Fluorescence In Situ Hybridization (FISH)
This test detects copy number changes of the short arm of chromosome 1 (1p) and the long arm of chromosome 19 (19q) using fluorescence in situ hybridization (FISH) in formalin-fixed paraffin-embedded tissue specimens. FISH is performed using two separate hybridizations, each with two FISH probes. One hybridization employs a probe specific to 1p36 along with a control 1q25 probe. The other employs a probe specific to 19q13 with a control 19p13 probe. The presence or absence of a deletion is determined by the signal ratio of each respective probe pair. 1p/19q co-deletion occurs in 44-69% of classic oligodendrogliomas and 21-33% of mixed oligoastrocytomas. This alteration is relatively infrequent in pure astrocytomas (6-8%) and can therefore be useful in the classification of gliomas.
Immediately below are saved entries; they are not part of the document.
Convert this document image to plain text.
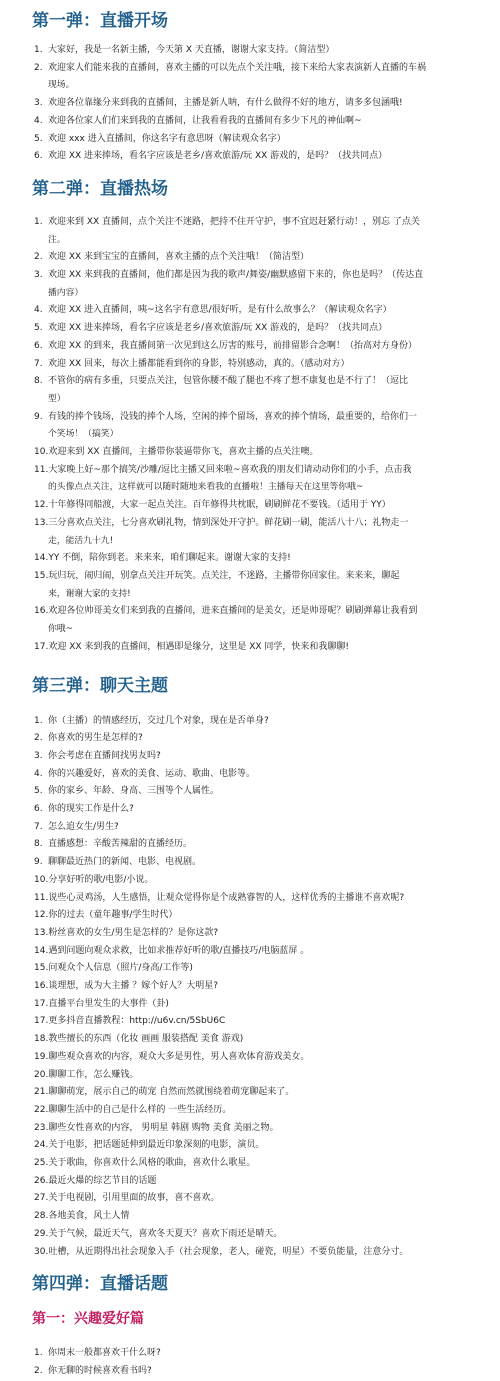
第一弹：直播开场
1. 大家好，我是一名新主播，今天第 X 天直播，谢谢大家支持。（简洁型）
2. 欢迎家人们能来我的直播间，喜欢主播的可以先点个关注哦，接下来给大家表演新人直播的车祸
现场。
3. 欢迎各位靠缘分来到我的直播间，主播是新人呐，有什么做得不好的地方，请多多包涵哦!
4. 欢迎各位家人们们来到我的直播间，让我看看我的直播间有多少下凡的神仙啊~
5. 欢迎 xxx 进入直播间，你这名字有意思呀（解读观众名字）
6. 欢迎 XX 进来捧场，看名字应该是老乡/喜欢旅游/玩 XX 游戏的，是吗？（找共同点）
第二弹：直播热场
1. 欢迎来到 XX 直播间，点个关注不迷路，把持不住开守护，事不宜迟赶紧行动！，别忘 了点关
注。
2. 欢迎 XX 来到宝宝的直播间，喜欢主播的点个关注哦！（简洁型）
3. 欢迎 XX 来到我的直播间，他们都是因为我的歌声/舞姿/幽默感留下来的，你也是吗？（传达直
播内容）
4. 欢迎 XX 进入直播间，咦~这名字有意思/很好听，是有什么故事么？（解读观众名字）
5. 欢迎 XX 进来捧场，看名字应该是老乡/喜欢旅游/玩 XX 游戏的，是吗？（找共同点）
6. 欢迎 XX 的到来，我直播间第一次见到这么厉害的账号，前排留影合念啊！（抬高对方身份）
7. 欢迎 XX 回来，每次上播都能看到你的身影，特别感动，真的。（感动对方）
8. 不管你的病有多重，只要点关注，包管你腰不酸了腿也不疼了想不康复也是不行了！（逗比
型）
9. 有钱的捧个钱场，没钱的捧个人场，空闲的捧个留场，喜欢的捧个情场，最重要的，给你们一
个笑场！（搞笑）
10.欢迎来到 XX 直播间，主播带你装逼带你飞，喜欢主播的点关注噢。
11.大家晚上好~那个搞笑/沙雕/逗比主播又回来啦~喜欢我的朋友们请动动你们的小手，点击我
的头像点点关注，这样就可以随时随地来看我的直播啦！主播每天在这里等你哦~
12.十年修得同船渡，大家一起点关注。百年修得共枕眠，刷刷鲜花不要钱。（适用于 YY）
13.三分喜欢点关注，七分喜欢刷礼物，情到深处开守护。鲜花刷一刷，能活八十八；礼物走一
走，能活九十九!
14.YY 不倒，陪你到老。来来来，咱们聊起来。谢谢大家的支持!
15.玩归玩，闹归闹，别拿点关注开玩笑。点关注，不迷路，主播带你回家住。来来来，聊起
来，谢谢大家的支持!
16.欢迎各位帅哥美女们来到我的直播间，进来直播间的是美女，还是帅哥呢？刷刷弹幕让我看到
你哦~
17.欢迎 XX 来到我的直播间，相遇即是缘分，这里是 XX 同学，快来和我聊聊!
第三弹：聊天主题
1. 你（主播）的情感经历，交过几个对象，现在是否单身?
2. 你喜欢的男生是怎样的?
3. 你会考虑在直播间找男友吗?
4. 你的兴趣爱好，喜欢的美食、运动、歌曲、电影等。
5. 你的家乡、年龄、身高、三围等个人属性。
6. 你的现实工作是什么?
7. 怎么追女生/男生?
8. 直播感想：辛酸苦辣甜的直播经历。
9. 聊聊最近热门的新闻、电影、电视剧。
10.分享好听的歌/电影/小说。
11.说些心灵鸡汤，人生感悟，让观众觉得你是个成熟睿智的人，这样优秀的主播谁不喜欢呢?
12.你的过去（童年趣事/学生时代）
13.粉丝喜欢的女生/男生是怎样的？是你这款?
14.遇到问题向观众求救，比如求推荐好听的歌/直播技巧/电脑蓝屏 。
15.问观众个人信息（照片/身高/工作等)
16.谈理想，成为大主播 ？嫁个好人？大明星?
17.直播平台里发生的大事件（卦)
17.更多抖音直播教程：http://u6v.cn/5SbU6C
18.教些擅长的东西（化妆 画画 服装搭配 美食 游戏)
19.聊些观众喜欢的内容，观众大多是男性，男人喜欢体育游戏美女。
20.聊聊工作，怎么赚钱。
21.聊聊萌宠，展示自己的萌宠 自然而然就围绕着萌宠聊起来了。
22.聊聊生活中的自己是什么样的 一些生活经历。
23.聊些女性喜欢的内容， 男明星 韩剧 购物 美食 美丽之物。
24.关于电影，把话题延伸到最近印象深刻的电影，演员。
25.关于歌曲，你喜欢什么风格的歌曲，喜欢什么歌星。
26.最近火爆的综艺节目的话题
27.关于电视剧，引用里面的故事，喜不喜欢。
28.各地美食，风土人情
29.关于气候，最近天气，喜欢冬天夏天？喜欢下雨还是晴天。
30.吐槽，从近期得出社会现象入手（社会现象，老人，碰瓷，明星）不要负能量，注意分寸。
第四弹：直播话题
第一：兴趣爱好篇
1. 你周末一般都喜欢干什么呀?
2. 你无聊的时候喜欢看书吗?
In addition, 1p/19q co-deletion is associated with more favorable prognosis and response to specific chemotherapeutic and radiotherapeutic regimens - particularly in anaplastic oligodendroglioma or oligoastrocytoma.
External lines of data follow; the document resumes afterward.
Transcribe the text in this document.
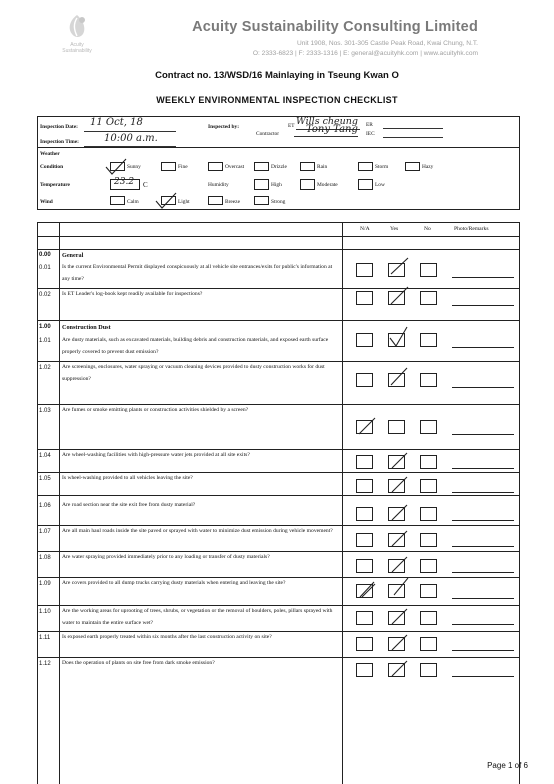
Acuity
Sustainability
Acuity Sustainability Consulting Limited
Unit 1908, Nos. 301-305 Castle Peak Road, Kwai Chung, N.T.
O: 2333-6823 | F: 2333-1316 | E: general@acuityhk.com | www.acuityhk.com
Contract no. 13/WSD/16 Mainlaying in Tseung Kwan O
WEEKLY ENVIRONMENTAL INSPECTION CHECKLIST
Inspection Date: 11 Oct, 18
Inspection Time:	10:00 a.m.
Inspected by:	ET Wills cheung
Contractor	Tony Tang ER
IEC
Weather
Condition	Sunny	Fine	Overcast	Drizzle	Rain	Storm	Hazy
Temperature	23.2 C	Humidity	High	Moderate	Low
Wind	Calm	Light	Breeze	Strong
N/A	Yes	No	Photo/Remarks
0.00	General
0.01	Is the current Environmental Permit displayed conspicuously at all vehicle site entrances/exits for public's information at any time?
0.02	Is ET Leader's log-book kept readily available for inspections?
1.00	Construction Dust
1.01	Are dusty materials, such as excavated materials, building debris and construction materials, and exposed earth surface properly covered to prevent dust emission?
1.02	Are screenings, enclosures, water spraying or vacuum cleaning devices provided to dusty construction works for dust suppression?
1.03	Are fumes or smoke emitting plants or construction activities shielded by a screen?
1.04	Are wheel-washing facilities with high-pressure water jets provided at all site exits?
1.05	Is wheel-washing provided to all vehicles leaving the site?
1.06	Are road section near the site exit free from dusty material?
1.07	Are all main haul roads inside the site paved or sprayed with water to minimize dust emission during vehicle movement?
1.08	Are water spraying provided immediately prior to any loading or transfer of dusty materials?
1.09	Are covers provided to all dump trucks carrying dusty materials when entering and leaving the site?
1.10	Are the working areas for uprooting of trees, shrubs, or vegetation or the removal of boulders, poles, pillars sprayed with water to maintain the entire surface wet?
1.11	Is exposed earth properly treated within six months after the last construction activity on site?
1.12	Does the operation of plants on site free from dark smoke emission?
Page 1 of 6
Interpretive report provided
3 - 10 days
- FISH for 1p19q Deletion in Gliomas
A formalin-fixed, paraffin-embedded tissue block containing sufficient neoplastic cells is preferred. Unstained slides (3, 4-micron slides) with associated H&E stained slide are also acceptable. Decalcified tissue or other fixatives will be accepted and the assay attempted, however these may result in failed testing due to degraded nucleic acid. Both blocks and slides should be stored at room temperature.
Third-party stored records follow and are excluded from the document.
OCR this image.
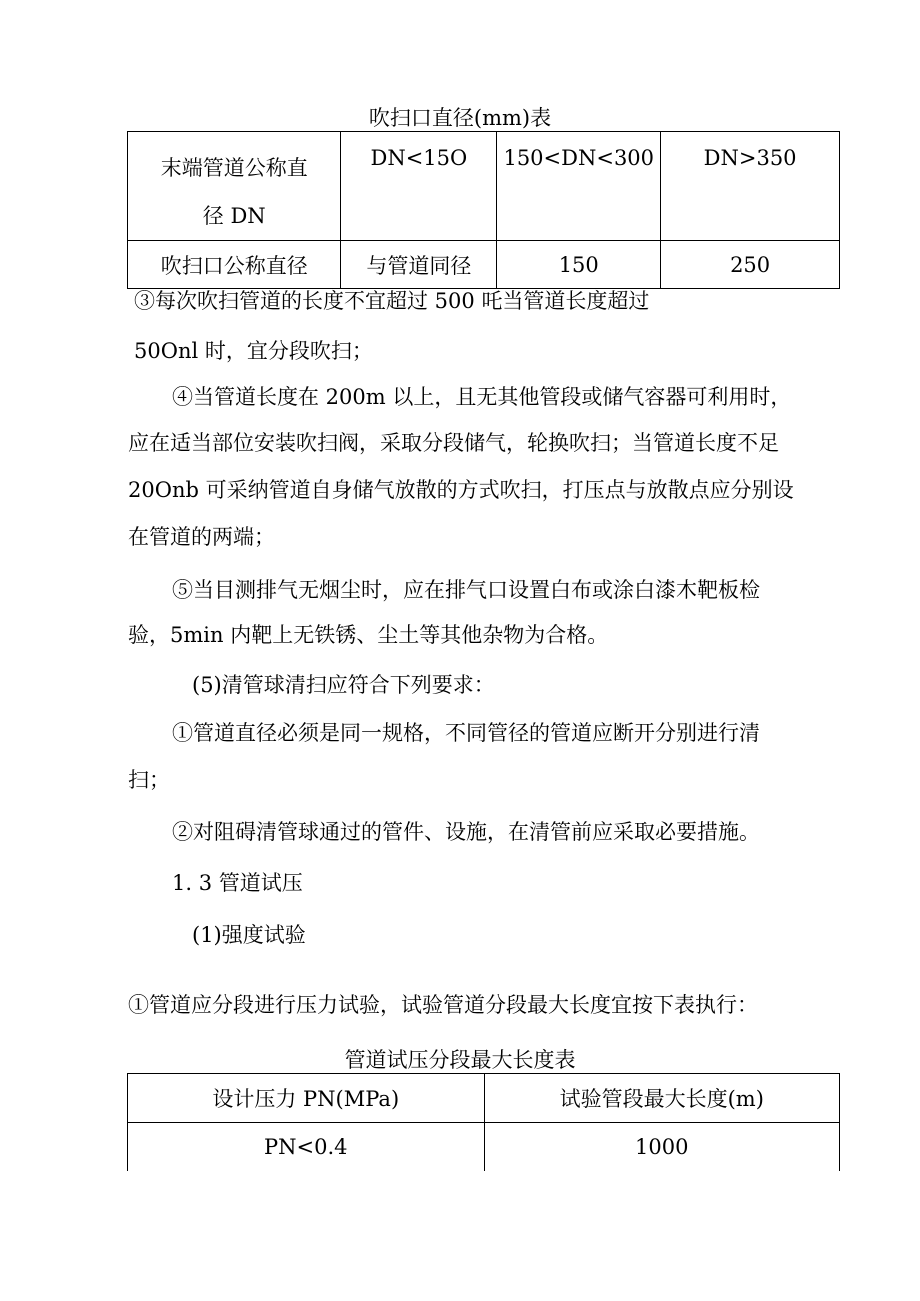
吹扫口直径(mm)表
末端管道公称直
径 DN	DN<15O	150<DN<300	DN>350
吹扫口公称直径	与管道同径	150	250
③每次吹扫管道的长度不宜超过 500 吒当管道长度超过
50Onl 时，宜分段吹扫；
④当管道长度在 200m 以上，且无其他管段或储气容器可利用时，
应在适当部位安装吹扫阀，采取分段储气，轮换吹扫；当管道长度不足
20Onb 可采纳管道自身储气放散的方式吹扫，打压点与放散点应分别设
在管道的两端；
⑤当目测排气无烟尘时，应在排气口设置白布或涂白漆木靶板检
验，5min 内靶上无铁锈、尘土等其他杂物为合格。
(5)清管球清扫应符合下列要求：
①管道直径必须是同一规格，不同管径的管道应断开分别进行清
扫；
②对阻碍清管球通过的管件、设施，在清管前应采取必要措施。
1. 3 管道试压
(1)强度试验
①管道应分段进行压力试验，试验管道分段最大长度宜按下表执行：
管道试压分段最大长度表
设计压力 PN(MPa)	试验管段最大长度(m)
PN<0.4	1000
By ordering this test the clinician acknowledges that informed consent has been obtained from the patient as required by applicable state or federal laws and the ordering clinician has authorization from the patient permitting MLabs to report the test results to the ordering clinician. Test includes pathologist interpretation of results billed as a separate additional charge. This test is not available without interpretation.